I live in North Carolina and it’s time for a new roof. I have a standard ranch house - pitch on main roof is 4/12. Pitch over carport is 2/12 and pitch of overhang over front porch is 3/12.
Cost of architectural will be about $900 more than the 3 tab. Some have told me that because of the low pitch of my roof, I really won’t gain much visual effect. Would you concur? And even if that is true, is the architectural worth $900 to gain an additional 5 year warranty?
Also - do you see any problems with using architectural shingles on those 2/12 or 3/12 areas if winterguard is laid down first?
[quote=“Roofer Gee”]If you are going to use shingles all the way to have the same color? Then I reccomend using 3-tab on your 2/12 and 3/12 pitches, then transition to the architectual on the remaining house.
Ideally…I would use granulated torch to match color on the lower pitch.
You will have more problems with arch on the low pitch.[/quote]
That is what I’d do. Torch-applied APP Mod. Bit. on the 2:12 & 3:12, then shingles on the 4:12. The key there is to extend the mod. bit. up beneath the shingles properly, and not to bring the shingle roof down too low where nail penetrations create leaks.
I’m not a roofer so not sure what torch-applied APP Mod.Bit is. I do want to shingle the overhang over the front porch for appearance sake as that is visible from the street. I was planning to use ice and water shield on the entire overhang as well as the carport. I’m not sure if my original question got answered here, which was whether arch.shingle was worth $900 vs 3 tab, if you couldn’t really tell the visual diff from the street, or do you think the inherent quality of the architectural makes it a no-brainer? I would think 3 tab on the overhangs and then architectural on the upper would look a bit odd. That’s why I’m leaning towards the 3 tab.
Thanks so much for your contributions. This is helping. I should also mention that I’m 60 years old, so if I can get 25 years out of a roof and am still kicking, I’ll be happy.
Tinner has a 2 pitch roof he shingled about 12 years ago in our area with arcs. Ice shield, dutch lapped ends, and HDG nails. No problems so far.[/quote]
Yes but he’s thinkin appearance as well, I would do what RooferGee said.[/quote]
No doubt that a low slope roof system is preferable. I agree 100%.
At the risk of speaking for Tinner, he has told me the reason he used arcs on that roof was for additional coverage, not looks as opposed to a 3-tab. By dutchlapping the ends, you have double coverage over the whole roof. With 3 tabs, it will always be single coverage in the keyways.
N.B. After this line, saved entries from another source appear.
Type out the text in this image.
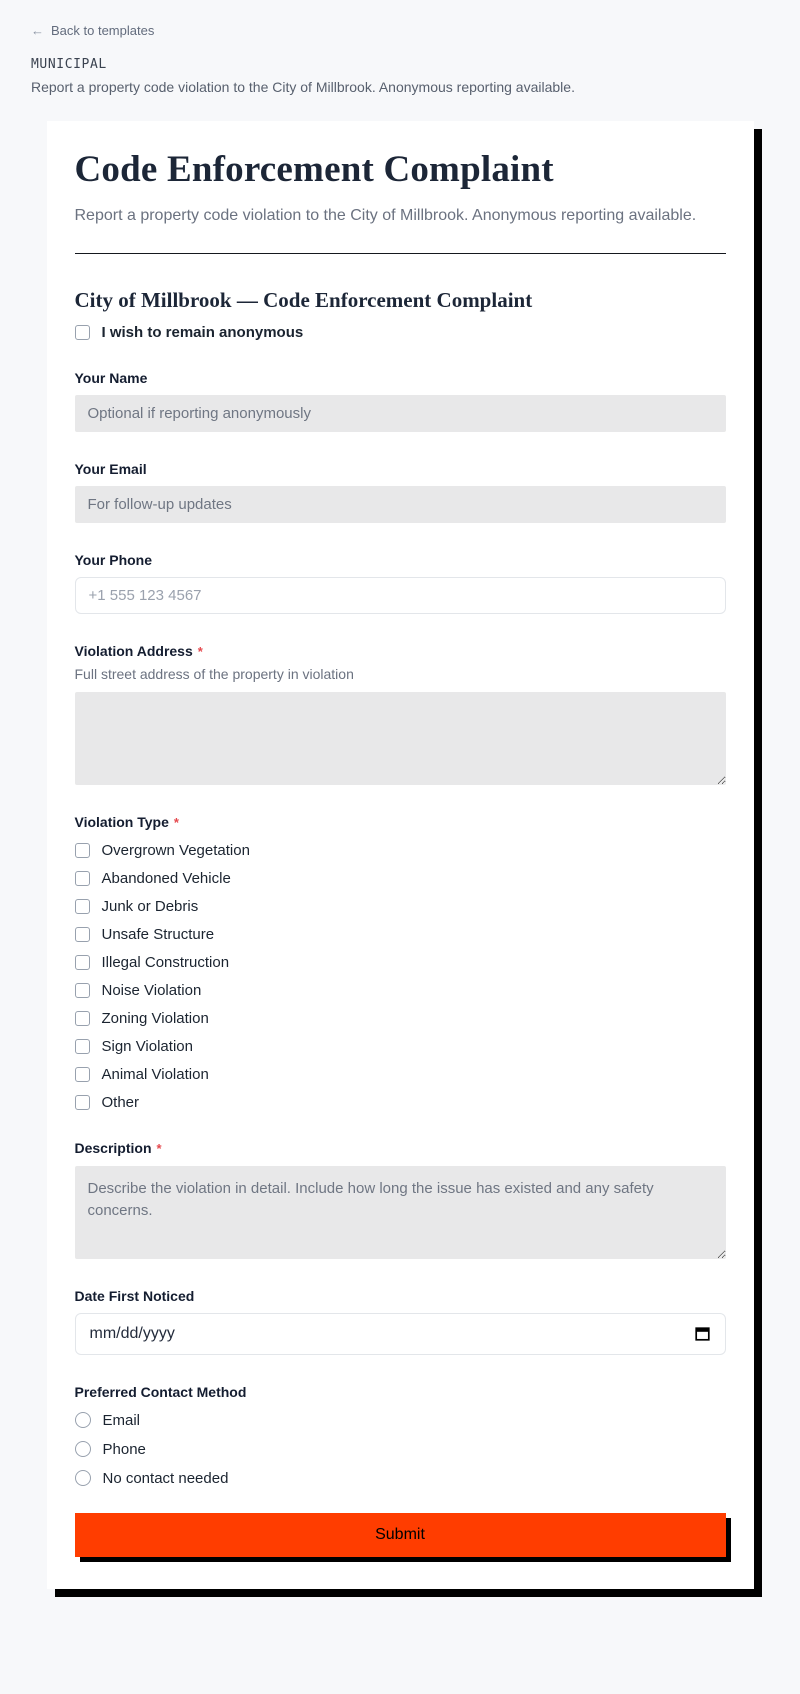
← Back to templates
MUNICIPAL
Report a property code violation to the City of Millbrook. Anonymous reporting available.
Code Enforcement Complaint
Report a property code violation to the City of Millbrook. Anonymous reporting available.
City of Millbrook — Code Enforcement Complaint
I wish to remain anonymous
Your Name
Optional if reporting anonymously
Your Email
For follow-up updates
Your Phone
+1 555 123 4567
Violation Address *
Full street address of the property in violation
Violation Type *
Overgrown Vegetation
Abandoned Vehicle
Junk or Debris
Unsafe Structure
Illegal Construction
Noise Violation
Zoning Violation
Sign Violation
Animal Violation
Other
Description *
Describe the violation in detail. Include how long the issue has existed and any safety concerns.
Date First Noticed
mm/dd/yyyy
Preferred Contact Method
Email
Phone
No contact needed
Submit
For me, jury is still out on whether 3 tabs are better than arcs on low pitch. I haven’t seen enough to convince me one way or the other yet.
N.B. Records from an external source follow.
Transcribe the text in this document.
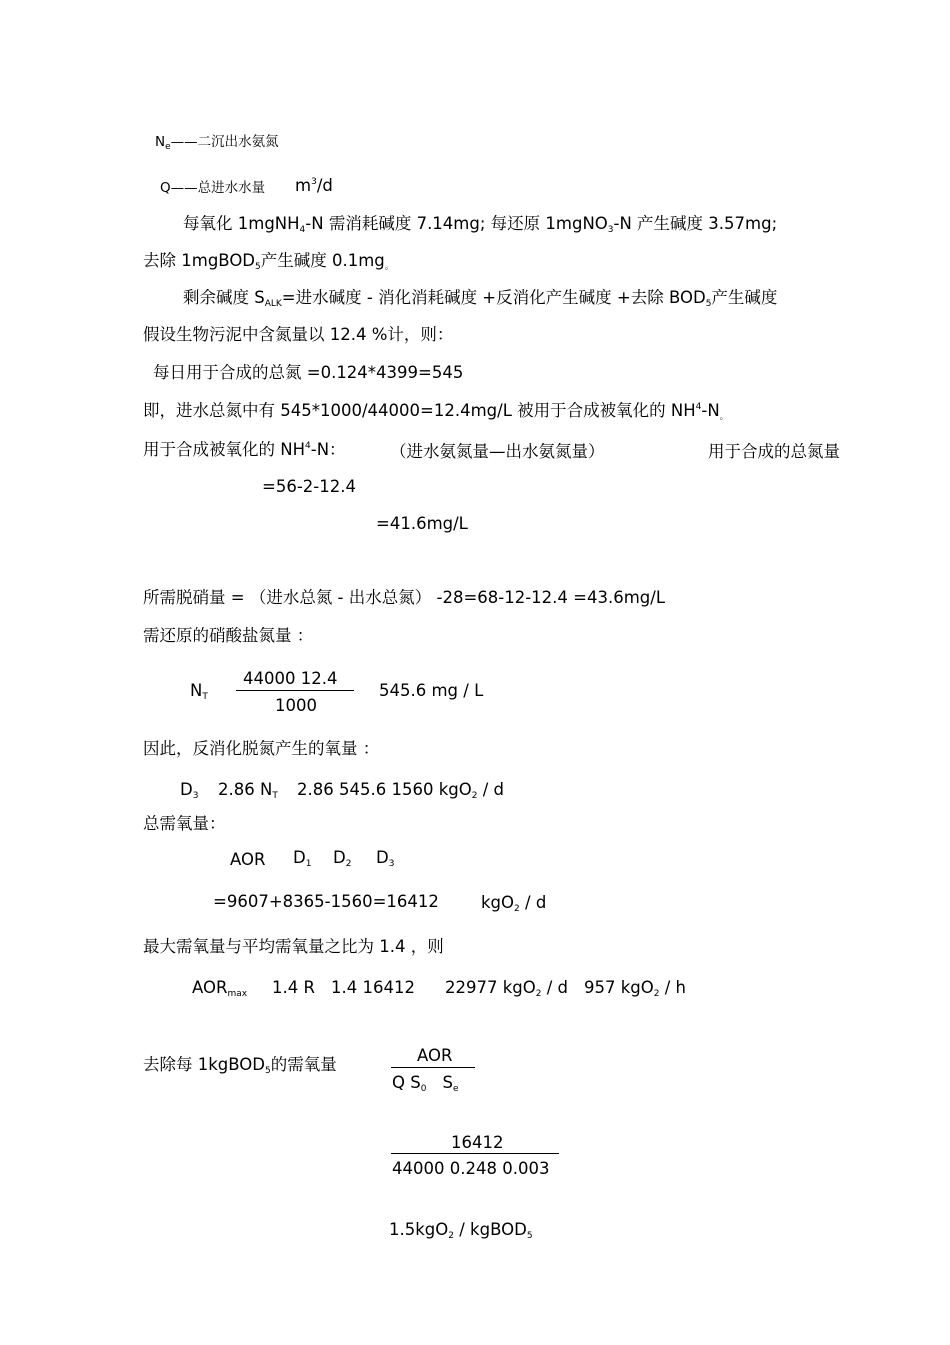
$N_e——$二沉出水氨氮
Q——总进水水量 $m^3/d$
每氧化 1mgNH$_4$-N 需消耗碱度 7.14mg; 每还原 1mgNO$_3$-N 产生碱度 3.57mg;
去除 1mgBOD$_5$产生碱度 $0.1mg_。$
剩余碱度 $S_{ALK}=$进水碱度 - 消化消耗碱度 +反消化产生碱度 +去除 $BOD_5$产生碱度
假设生物污泥中含氮量以 12.4 %计，则：
每日用于合成的总氮 =0.124*4399=545
即，进水总氮中有 545*1000/44000=12.4mg/L 被用于合成被氧化的 $NH^4-N_。$
用于合成被氧化的 $NH^4-N$：	（进水氨氮量—出水氨氮量）	用于合成的总氮量
=56-2-12.4
=41.6mg/L
所需脱硝量 = （进水总氮 - 出水总氮） -28=68-12-12.4 =43.6mg/L
需还原的硝酸盐氮量 ：
$N_T$
44000 12.4
1000
545.6 mg / L
因此，反消化脱氮产生的氧量 ：
$D_3$ 2.86 $N_T$ 2.86 545.6 1560 kgO$_2$ / d
总需氧量：
AOR $D_1$ $D_2$ $D_3$
=9607+8365-1560=16412	kgO$_2$ / d
最大需氧量与平均需氧量之比为 1.4 ，则
$AOR_{max}$ 1.4 R 1.4 16412 22977 kgO$_2$ / d 957 kgO$_2$ / h
去除每 1kgBOD$_5$的需氧量	AOR
Q $S_0$ $S_e$
16412
44000 0.248 0.003
1.5kgO$_2$ / kgBOD$_5$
Thought pic of back of house showing pitch over carport might be of help. Now if I can find pic of front of house. Turbines will be removed and ridge vent put in their place. Current roof is about 15 years old - 3 tab shingle. Water had damaged sections on carport part of roof. In the 5 years I’ve lived here, no shingles have come off.
You may get a couple more years out of laminated shingles but on a low pitch roof over a single story house … it may not be the look you want. Spend a little time looking at other roofs in your subdivision, there are bound to be examples of both. I would have gotten 3-tab for my two story if it was available in the color I wanted (Owens Corning did NOT want me to have Antique Silver in St. Louis). To me a good 3-tab installation looks sharp; laminated shingles are the roofers equivalent of a dry wall contractor applying texture (a.k.a. spit-balls) to a ceiling: it can cover a multitude of sins.
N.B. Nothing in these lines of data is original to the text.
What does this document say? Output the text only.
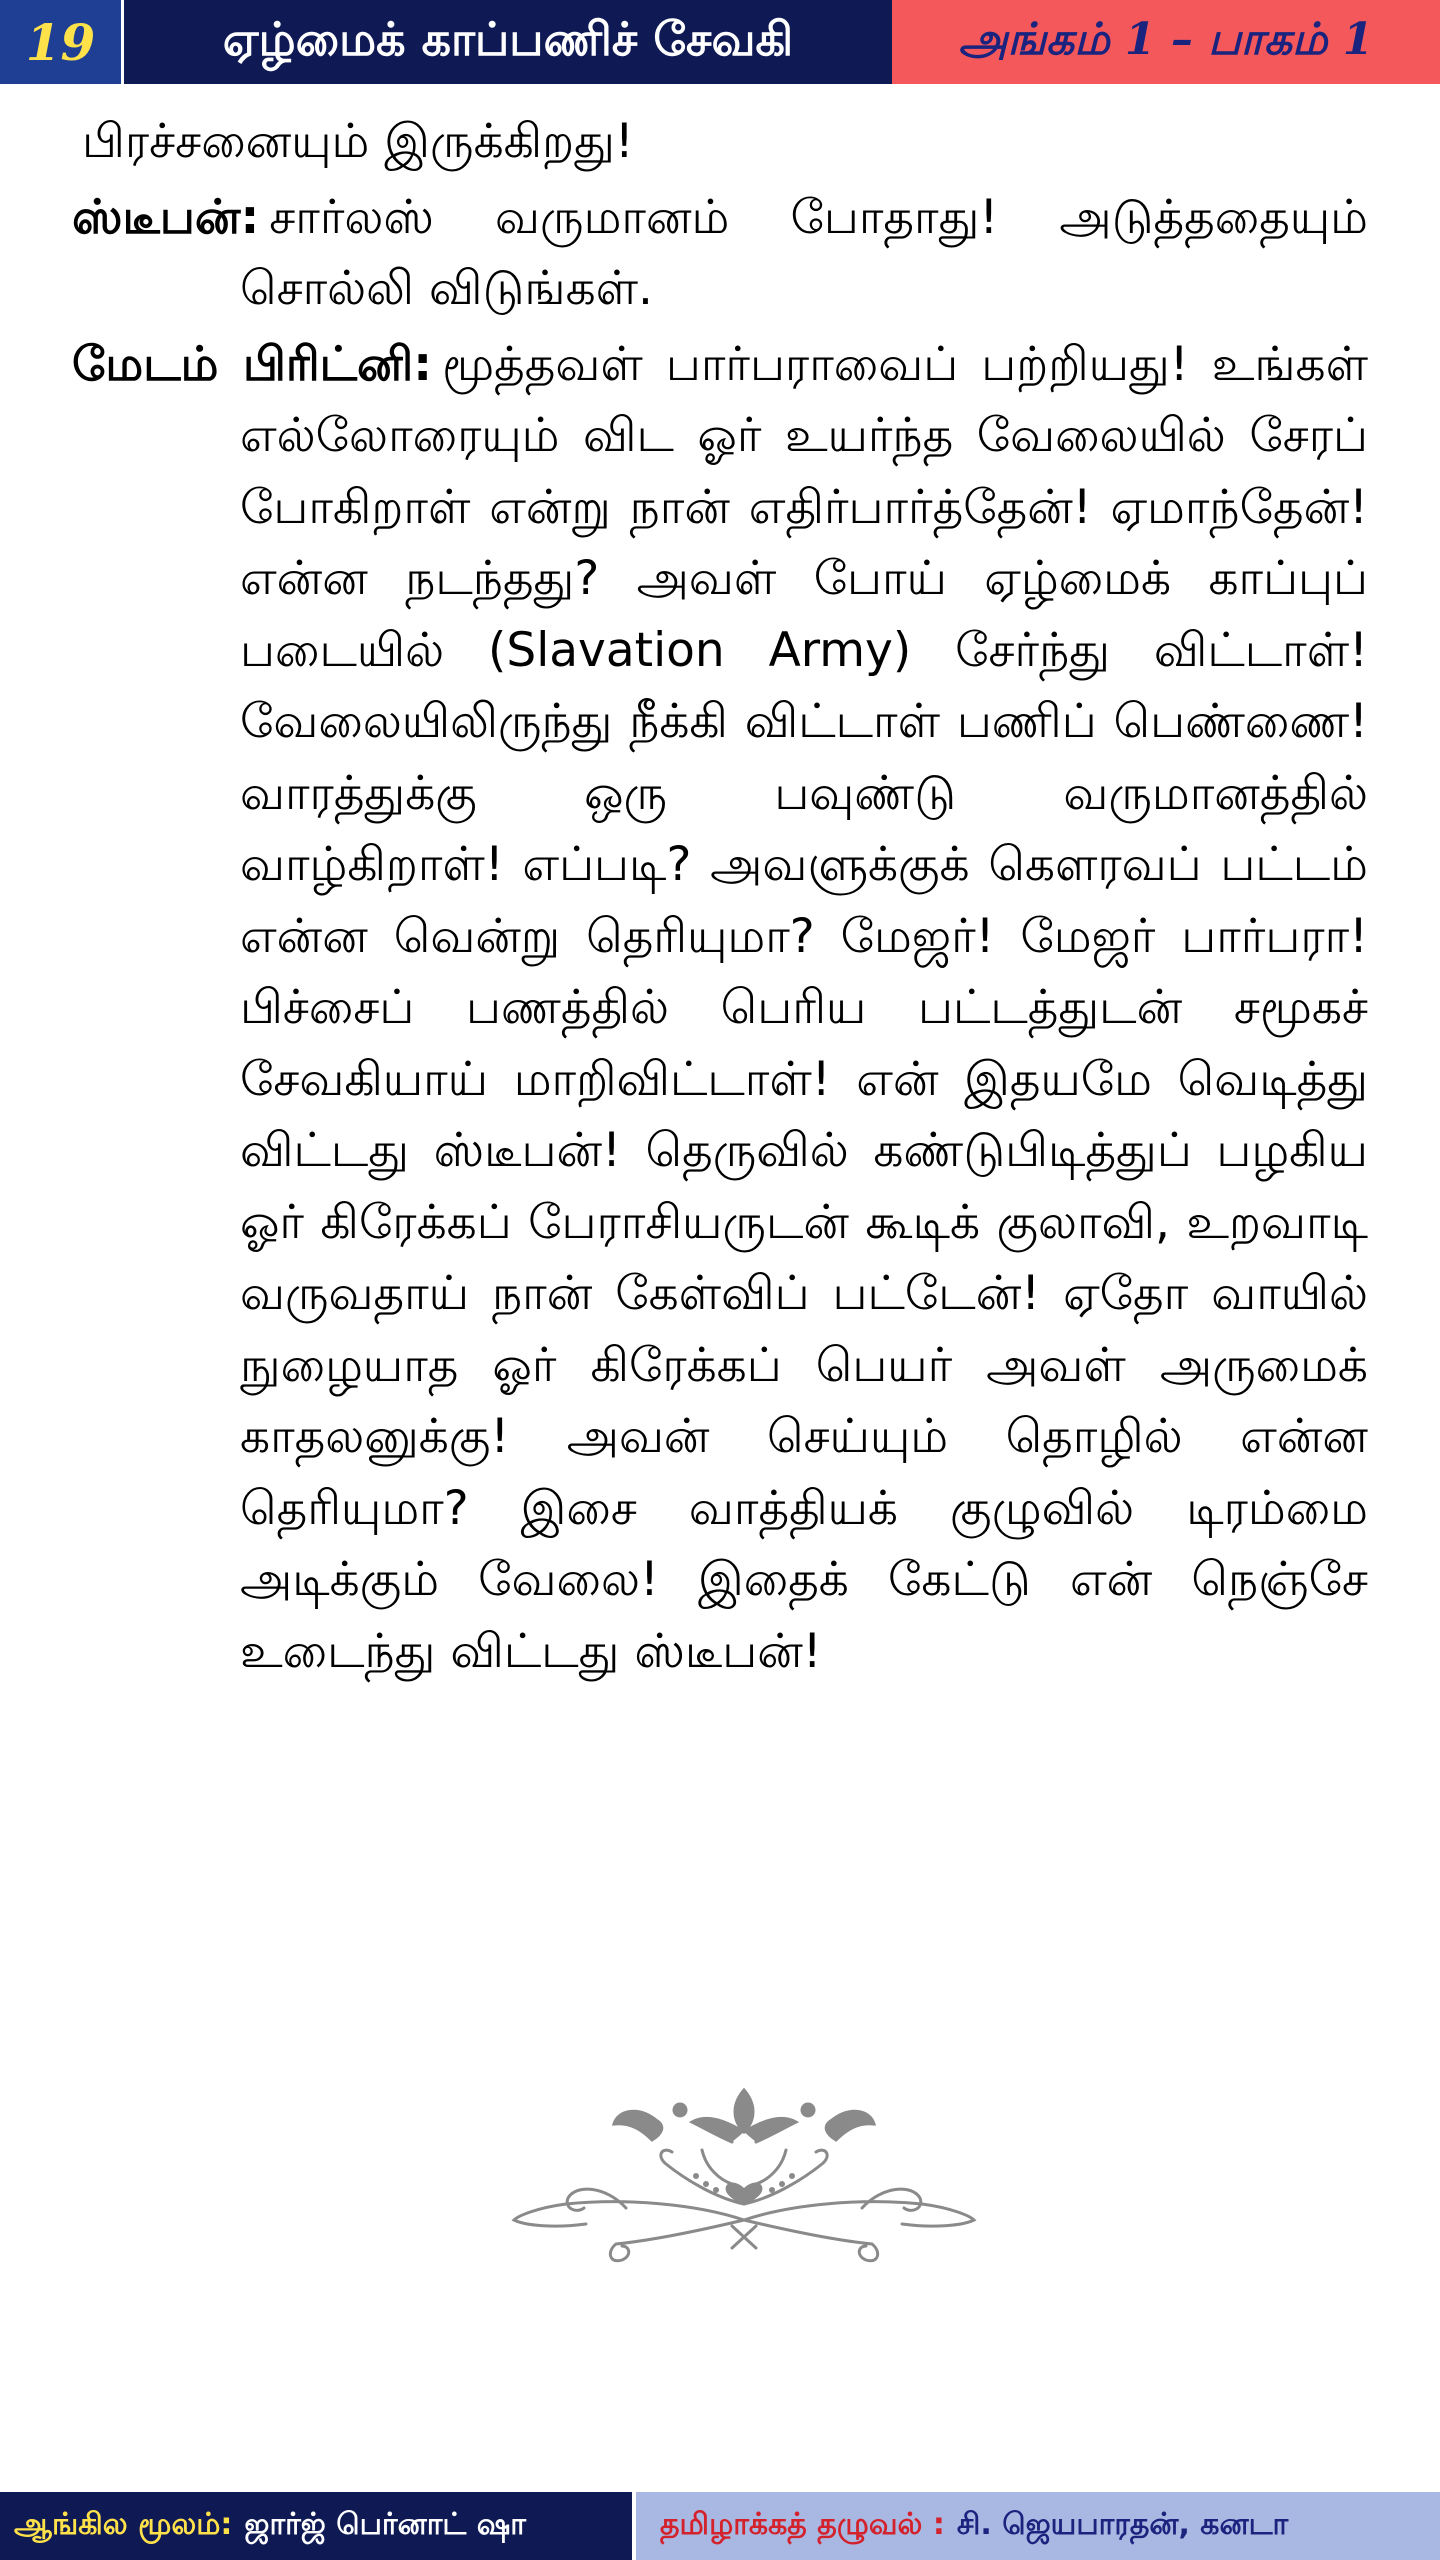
19	ஏழ்மைக் காப்பணிச் சேவகி	அங்கம் 1 – பாகம் 1

பிரச்சனையும் இருக்கிறது!

ஸ்டீபன்: சார்லஸ் வருமானம் போதாது! அடுத்ததையும் சொல்லி விடுங்கள்.

மேடம் பிரிட்னி: மூத்தவள் பார்பராவைப் பற்றியது! உங்கள் எல்லோரையும் விட ஓர் உயர்ந்த வேலையில் சேரப் போகிறாள் என்று நான் எதிர்பார்த்தேன்! ஏமாந்தேன்! என்ன நடந்தது? அவள் போய் ஏழ்மைக் காப்புப் படையில் (Slavation Army) சேர்ந்து விட்டாள்! வேலையிலிருந்து நீக்கி விட்டாள் பணிப் பெண்ணை! வாரத்துக்கு ஒரு பவுண்டு வருமானத்தில் வாழ்கிறாள்! எப்படி? அவளுக்குக் கௌரவப் பட்டம் என்ன வென்று தெரியுமா? மேஜர்! மேஜர் பார்பரா! பிச்சைப் பணத்தில் பெரிய பட்டத்துடன் சமூகச் சேவகியாய் மாறிவிட்டாள்! என் இதயமே வெடித்து விட்டது ஸ்டீபன்! தெருவில் கண்டுபிடித்துப் பழகிய ஓர் கிரேக்கப் பேராசியருடன் கூடிக் குலாவி, உறவாடி வருவதாய் நான் கேள்விப் பட்டேன்! ஏதோ வாயில் நுழையாத ஓர் கிரேக்கப் பெயர் அவள் அருமைக் காதலனுக்கு! அவன் செய்யும் தொழில் என்ன தெரியுமா? இசை வாத்தியக் குழுவில் டிரம்மை அடிக்கும் வேலை! இதைக் கேட்டு என் நெஞ்சே உடைந்து விட்டது ஸ்டீபன்!

ஆங்கில மூலம்: ஜார்ஜ் பெர்னாட் ஷா	தமிழாக்கத் தழுவல் : சி. ஜெயபாரதன், கனடா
It sounds like the pro’s have it right about the carport. The Owens Corning website does list minimum pitch for their shingles, along with nailing patterns for the different slopes.
You will not get any visual (aesthetic) benefit from using an architectural shingle on such a low pitch(ed) roof. Since the cost is significantly higher ($900), I would not do it.
However, if you must, architectural shingles can be used on that roof if an "ice and water shield is placed on the roof deck first, instead of felt.
Instead of “torch-down” modified rolled roofing. (I don’t like the thought of a house burning down), why not a modified self-adhered roofing material with a color that matches your shingles? Unfortunately, here in NC, it is not a good time to use the modified self-adhered unless it is about 50 degrees or above.